Mehr als leben fand ich war zu lieben,
Mehr als lieben ist wie er zu sterben.

Hoch im Walde lag der kleine Pachthof,
Tief in öder Wildniß, weit vom Wege,
Wo der Krieg schon seit dem Herbst gewechselt.
Noch kein Feind die Stelle hatt' gefunden,
Keines Feindes Fuß den Steig betreten,
Der dahin führt; Kund' von Blut und Streiten
Gab der Rabe nur, aus Wolken rufend,
Und die Weihe, satt im Baume ruhend,
Und der Wolf, der mit der blut'gen Beute
Sucht der Heide dunkle Klüfte wieder.
In der Rauchstub', bei dem langen Tische
Saß der Wirth, am Samstagsabend, traurig,
Von der Woche vieler Mühe ruhend.
Standhaft stützt er in die Hand die Wange,
Stemmt den Arm fest an des Tisches Ende,
Doch sein Auge schaut' mitunter seitwärts,
Hielt sich ruhig nicht in einer Richtung.
Dies bemerkt' doch keiner von den Seinen,
Von den Beiden, die darinnen waren,
Nicht sein Pflegesohn nicht seine Tochter;
Schweigend, still einander fest umarmend,
Hand in Hand, und Haupt zum Haupte neigend,
Saßen sorglos traulich sie am Herde.

Doch der Alte brach zuletzt das Schweigen;
Für den Klugen ward die Meinung deutlich,
Sang er scheinbar auch nur zum Vergnügen,
Wie der Sang sich fiel, die Worte wollten.
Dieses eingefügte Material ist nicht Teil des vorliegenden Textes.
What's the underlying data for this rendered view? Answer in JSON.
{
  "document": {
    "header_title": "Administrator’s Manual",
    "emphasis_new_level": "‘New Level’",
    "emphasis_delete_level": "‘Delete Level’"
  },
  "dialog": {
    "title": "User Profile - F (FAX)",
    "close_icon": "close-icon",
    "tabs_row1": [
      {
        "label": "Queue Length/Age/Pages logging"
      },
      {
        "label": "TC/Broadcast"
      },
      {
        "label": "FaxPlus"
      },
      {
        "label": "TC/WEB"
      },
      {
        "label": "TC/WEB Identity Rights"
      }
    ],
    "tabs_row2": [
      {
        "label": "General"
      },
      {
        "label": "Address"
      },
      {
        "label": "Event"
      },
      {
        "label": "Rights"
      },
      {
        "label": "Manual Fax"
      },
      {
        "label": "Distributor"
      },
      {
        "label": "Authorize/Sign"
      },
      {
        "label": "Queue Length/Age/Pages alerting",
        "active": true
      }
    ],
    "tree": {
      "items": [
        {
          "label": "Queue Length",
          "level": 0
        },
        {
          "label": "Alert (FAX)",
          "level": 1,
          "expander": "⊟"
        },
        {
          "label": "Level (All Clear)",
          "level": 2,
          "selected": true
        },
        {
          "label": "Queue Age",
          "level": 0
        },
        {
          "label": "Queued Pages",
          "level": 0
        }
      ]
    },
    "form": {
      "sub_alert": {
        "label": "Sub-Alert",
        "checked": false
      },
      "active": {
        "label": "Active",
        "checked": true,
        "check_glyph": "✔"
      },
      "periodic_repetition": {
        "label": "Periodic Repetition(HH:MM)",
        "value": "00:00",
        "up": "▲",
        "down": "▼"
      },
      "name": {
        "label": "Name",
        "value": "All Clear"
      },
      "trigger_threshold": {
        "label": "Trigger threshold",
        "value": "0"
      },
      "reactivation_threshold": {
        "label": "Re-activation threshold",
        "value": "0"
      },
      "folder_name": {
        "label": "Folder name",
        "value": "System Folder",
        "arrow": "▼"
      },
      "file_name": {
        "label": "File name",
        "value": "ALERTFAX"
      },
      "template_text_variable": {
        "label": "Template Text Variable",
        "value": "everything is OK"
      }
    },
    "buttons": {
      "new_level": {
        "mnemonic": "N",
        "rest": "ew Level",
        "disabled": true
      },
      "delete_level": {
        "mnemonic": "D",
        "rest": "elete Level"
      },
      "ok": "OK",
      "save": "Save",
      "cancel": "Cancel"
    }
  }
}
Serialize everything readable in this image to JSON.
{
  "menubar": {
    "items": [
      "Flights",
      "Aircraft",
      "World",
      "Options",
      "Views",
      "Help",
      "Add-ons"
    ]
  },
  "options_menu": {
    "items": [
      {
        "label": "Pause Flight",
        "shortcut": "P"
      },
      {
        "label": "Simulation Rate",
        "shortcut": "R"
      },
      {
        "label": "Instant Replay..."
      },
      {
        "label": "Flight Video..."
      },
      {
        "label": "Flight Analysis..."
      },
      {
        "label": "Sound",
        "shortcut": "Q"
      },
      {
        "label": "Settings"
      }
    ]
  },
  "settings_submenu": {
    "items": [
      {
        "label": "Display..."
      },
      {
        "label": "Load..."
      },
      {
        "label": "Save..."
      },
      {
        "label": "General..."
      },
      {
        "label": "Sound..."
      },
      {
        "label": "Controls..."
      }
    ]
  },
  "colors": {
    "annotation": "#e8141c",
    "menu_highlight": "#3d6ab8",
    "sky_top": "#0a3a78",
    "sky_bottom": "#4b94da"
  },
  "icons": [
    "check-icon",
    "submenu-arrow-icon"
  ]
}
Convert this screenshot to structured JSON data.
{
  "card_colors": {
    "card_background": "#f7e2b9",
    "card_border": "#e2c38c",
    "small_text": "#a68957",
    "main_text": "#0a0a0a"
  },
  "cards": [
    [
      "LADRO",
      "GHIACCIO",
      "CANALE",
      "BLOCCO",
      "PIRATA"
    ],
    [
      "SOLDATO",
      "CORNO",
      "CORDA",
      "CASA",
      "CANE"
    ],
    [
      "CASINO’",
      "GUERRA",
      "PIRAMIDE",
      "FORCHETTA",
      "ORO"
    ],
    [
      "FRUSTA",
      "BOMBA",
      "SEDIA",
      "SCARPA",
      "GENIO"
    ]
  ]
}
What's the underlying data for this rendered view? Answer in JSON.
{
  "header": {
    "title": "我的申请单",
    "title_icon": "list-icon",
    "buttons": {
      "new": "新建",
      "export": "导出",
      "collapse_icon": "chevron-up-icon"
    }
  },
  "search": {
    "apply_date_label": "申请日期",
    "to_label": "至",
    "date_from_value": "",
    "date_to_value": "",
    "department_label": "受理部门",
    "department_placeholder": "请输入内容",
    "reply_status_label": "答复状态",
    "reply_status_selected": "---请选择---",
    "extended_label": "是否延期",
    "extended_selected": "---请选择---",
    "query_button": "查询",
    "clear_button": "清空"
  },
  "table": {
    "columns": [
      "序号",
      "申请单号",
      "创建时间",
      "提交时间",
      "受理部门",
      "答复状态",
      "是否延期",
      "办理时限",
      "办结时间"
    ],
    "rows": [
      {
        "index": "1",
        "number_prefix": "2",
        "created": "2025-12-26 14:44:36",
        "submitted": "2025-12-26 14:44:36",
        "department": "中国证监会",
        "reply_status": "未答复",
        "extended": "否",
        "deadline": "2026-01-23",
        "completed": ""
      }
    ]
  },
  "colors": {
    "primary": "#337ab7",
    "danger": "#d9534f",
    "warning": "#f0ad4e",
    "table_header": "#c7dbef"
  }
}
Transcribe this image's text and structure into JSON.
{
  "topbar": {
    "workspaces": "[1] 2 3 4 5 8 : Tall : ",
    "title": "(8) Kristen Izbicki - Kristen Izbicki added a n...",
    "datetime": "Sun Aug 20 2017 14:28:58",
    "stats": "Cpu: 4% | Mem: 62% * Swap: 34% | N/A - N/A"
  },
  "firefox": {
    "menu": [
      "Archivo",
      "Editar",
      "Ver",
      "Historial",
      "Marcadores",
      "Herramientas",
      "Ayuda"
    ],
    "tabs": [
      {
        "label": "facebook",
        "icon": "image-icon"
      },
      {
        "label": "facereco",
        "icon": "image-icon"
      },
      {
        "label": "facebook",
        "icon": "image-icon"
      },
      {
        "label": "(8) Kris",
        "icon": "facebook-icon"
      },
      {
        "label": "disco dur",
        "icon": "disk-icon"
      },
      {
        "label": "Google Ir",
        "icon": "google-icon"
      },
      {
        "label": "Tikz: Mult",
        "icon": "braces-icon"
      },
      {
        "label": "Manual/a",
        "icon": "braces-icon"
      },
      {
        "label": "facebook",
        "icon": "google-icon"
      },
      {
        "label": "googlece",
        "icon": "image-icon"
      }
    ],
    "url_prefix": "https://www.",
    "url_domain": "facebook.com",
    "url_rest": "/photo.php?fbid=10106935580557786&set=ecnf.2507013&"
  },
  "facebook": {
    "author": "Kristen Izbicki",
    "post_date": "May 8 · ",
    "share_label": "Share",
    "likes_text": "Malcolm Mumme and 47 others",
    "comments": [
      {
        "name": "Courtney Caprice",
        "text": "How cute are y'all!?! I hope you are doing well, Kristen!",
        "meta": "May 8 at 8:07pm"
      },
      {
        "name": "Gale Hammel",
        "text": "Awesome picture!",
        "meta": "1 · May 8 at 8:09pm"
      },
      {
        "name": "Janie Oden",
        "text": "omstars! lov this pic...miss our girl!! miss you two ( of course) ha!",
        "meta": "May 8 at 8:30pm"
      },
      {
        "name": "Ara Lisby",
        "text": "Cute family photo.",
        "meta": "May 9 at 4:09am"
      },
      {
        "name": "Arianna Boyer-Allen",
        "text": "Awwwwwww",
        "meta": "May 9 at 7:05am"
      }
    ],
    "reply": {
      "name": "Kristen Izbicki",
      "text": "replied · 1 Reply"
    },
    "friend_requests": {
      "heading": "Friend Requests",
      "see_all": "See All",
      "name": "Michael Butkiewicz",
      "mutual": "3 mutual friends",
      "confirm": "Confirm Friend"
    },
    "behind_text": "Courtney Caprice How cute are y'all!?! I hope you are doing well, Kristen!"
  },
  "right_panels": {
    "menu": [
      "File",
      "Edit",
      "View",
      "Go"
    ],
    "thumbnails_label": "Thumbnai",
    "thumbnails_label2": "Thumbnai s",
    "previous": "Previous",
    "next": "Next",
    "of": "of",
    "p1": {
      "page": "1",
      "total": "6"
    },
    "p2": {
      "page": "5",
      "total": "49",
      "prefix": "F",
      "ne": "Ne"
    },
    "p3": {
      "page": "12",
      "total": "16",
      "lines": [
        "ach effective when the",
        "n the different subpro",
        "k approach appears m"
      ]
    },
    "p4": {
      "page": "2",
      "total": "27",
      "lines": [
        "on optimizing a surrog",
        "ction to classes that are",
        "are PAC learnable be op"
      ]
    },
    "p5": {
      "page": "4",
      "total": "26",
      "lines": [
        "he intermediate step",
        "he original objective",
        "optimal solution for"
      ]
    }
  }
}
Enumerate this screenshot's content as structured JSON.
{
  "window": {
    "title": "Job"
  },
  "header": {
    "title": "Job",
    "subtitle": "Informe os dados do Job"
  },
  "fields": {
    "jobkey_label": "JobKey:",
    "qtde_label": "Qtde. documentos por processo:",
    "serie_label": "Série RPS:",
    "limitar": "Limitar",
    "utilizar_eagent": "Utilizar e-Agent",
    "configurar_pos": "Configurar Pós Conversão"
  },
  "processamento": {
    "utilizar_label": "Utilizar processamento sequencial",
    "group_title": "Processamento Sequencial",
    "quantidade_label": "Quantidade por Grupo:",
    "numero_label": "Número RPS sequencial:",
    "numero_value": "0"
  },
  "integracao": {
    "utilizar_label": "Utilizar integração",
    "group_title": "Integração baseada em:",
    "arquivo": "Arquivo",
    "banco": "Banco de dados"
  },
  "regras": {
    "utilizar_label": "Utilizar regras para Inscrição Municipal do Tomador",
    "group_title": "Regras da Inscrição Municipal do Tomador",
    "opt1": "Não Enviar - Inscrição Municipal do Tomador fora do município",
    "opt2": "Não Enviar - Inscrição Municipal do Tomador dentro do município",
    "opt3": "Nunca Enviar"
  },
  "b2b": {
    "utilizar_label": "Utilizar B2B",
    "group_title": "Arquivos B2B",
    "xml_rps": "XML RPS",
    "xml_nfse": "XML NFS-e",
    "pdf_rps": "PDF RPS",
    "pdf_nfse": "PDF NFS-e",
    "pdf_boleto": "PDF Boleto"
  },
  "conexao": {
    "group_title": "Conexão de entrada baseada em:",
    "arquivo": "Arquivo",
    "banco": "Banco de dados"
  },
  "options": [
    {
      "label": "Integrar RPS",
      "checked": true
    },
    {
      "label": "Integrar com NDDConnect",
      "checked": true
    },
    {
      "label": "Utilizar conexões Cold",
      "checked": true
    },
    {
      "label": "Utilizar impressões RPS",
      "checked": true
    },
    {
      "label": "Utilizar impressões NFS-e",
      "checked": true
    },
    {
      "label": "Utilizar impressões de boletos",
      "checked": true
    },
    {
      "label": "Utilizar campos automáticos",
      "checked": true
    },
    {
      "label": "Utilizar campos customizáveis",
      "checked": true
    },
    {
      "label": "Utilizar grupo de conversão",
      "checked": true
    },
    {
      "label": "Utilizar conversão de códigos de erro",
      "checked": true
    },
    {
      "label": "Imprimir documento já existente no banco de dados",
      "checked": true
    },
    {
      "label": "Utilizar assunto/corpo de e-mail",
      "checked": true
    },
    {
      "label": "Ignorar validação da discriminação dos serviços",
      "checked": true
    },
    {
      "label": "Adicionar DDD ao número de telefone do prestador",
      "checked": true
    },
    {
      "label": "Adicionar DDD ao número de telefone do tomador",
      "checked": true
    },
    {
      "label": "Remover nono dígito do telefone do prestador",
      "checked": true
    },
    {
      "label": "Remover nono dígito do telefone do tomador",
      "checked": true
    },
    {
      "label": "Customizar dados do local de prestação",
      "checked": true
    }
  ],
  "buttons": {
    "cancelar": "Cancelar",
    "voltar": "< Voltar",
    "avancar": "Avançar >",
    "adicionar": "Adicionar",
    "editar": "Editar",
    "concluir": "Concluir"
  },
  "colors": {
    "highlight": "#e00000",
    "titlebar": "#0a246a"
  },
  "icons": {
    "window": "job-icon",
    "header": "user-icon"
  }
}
»König«, sang er, ist der Bär im Walde,
Auf die Föhre wächst zur Zier der Heide,
Ob das Menschenkind zu Kraft und Größe,
Ob zu Tand und Staub erzeugt, weiß Keiner.
Eines Winterabends kam der Knabe,
Unbekannt, gleich einem wilden Vogel,
Irre gehend, in der Menschen Wohnung;
Durch der Mütze Fetzen schien der Scheitel,
Durch den Schnee am Fuß sah man die Zehe,
Und die Brust durch die zerriß'ne Jacke.
Wessen? woher? Frage wessen woher
Ihn den Reichen, Vater, Heimat habend;
Kommt wohl auch ein Wind aus meiner Heimat,
Bruder darf ich wohl die Wolke nennen,
Doch nur Schnee am Fuß der Nacht bin ich ja,
Den sie schüttelt ab, ins Haus gekommen. –
Doch der Schnee am Fuß der Nacht zerschmolz nicht,
Mit dem Wind flog nicht der Wolke Bruder,
Hier der Knabe blieb und ward zum Jüngling.
Unbemerkt er spielt' im ersten Jahre,
Fällt im zweiten Jahr schon Holz zum Schwenden;
Und bevor der vierte Sommer endet,
Schlug den Bären er, die Heerde hütend.
Wo ist jetzt sein Ruf, wohl Manchem theuer,
Größer als ihn Jemand hier gewonnen,
Wo des Pflegers Hoffnung? In der Stube
Weilt der Alte, sich vergebens sehnend
Von dem Krieg ein einzig Wort zu hören,
Ob sein Land gerettet, ob gefallen?
Nicht kann er des Adlers Sprache deuten,
Kennt den Ruf des Raben nicht; kein Fremder
Bringt die Kunde zu den öden Gränzen,
Und der Jüngling, der ihm Hülf' sollt' leisten,
Horcht der Botschaft nun von Weiberherzen.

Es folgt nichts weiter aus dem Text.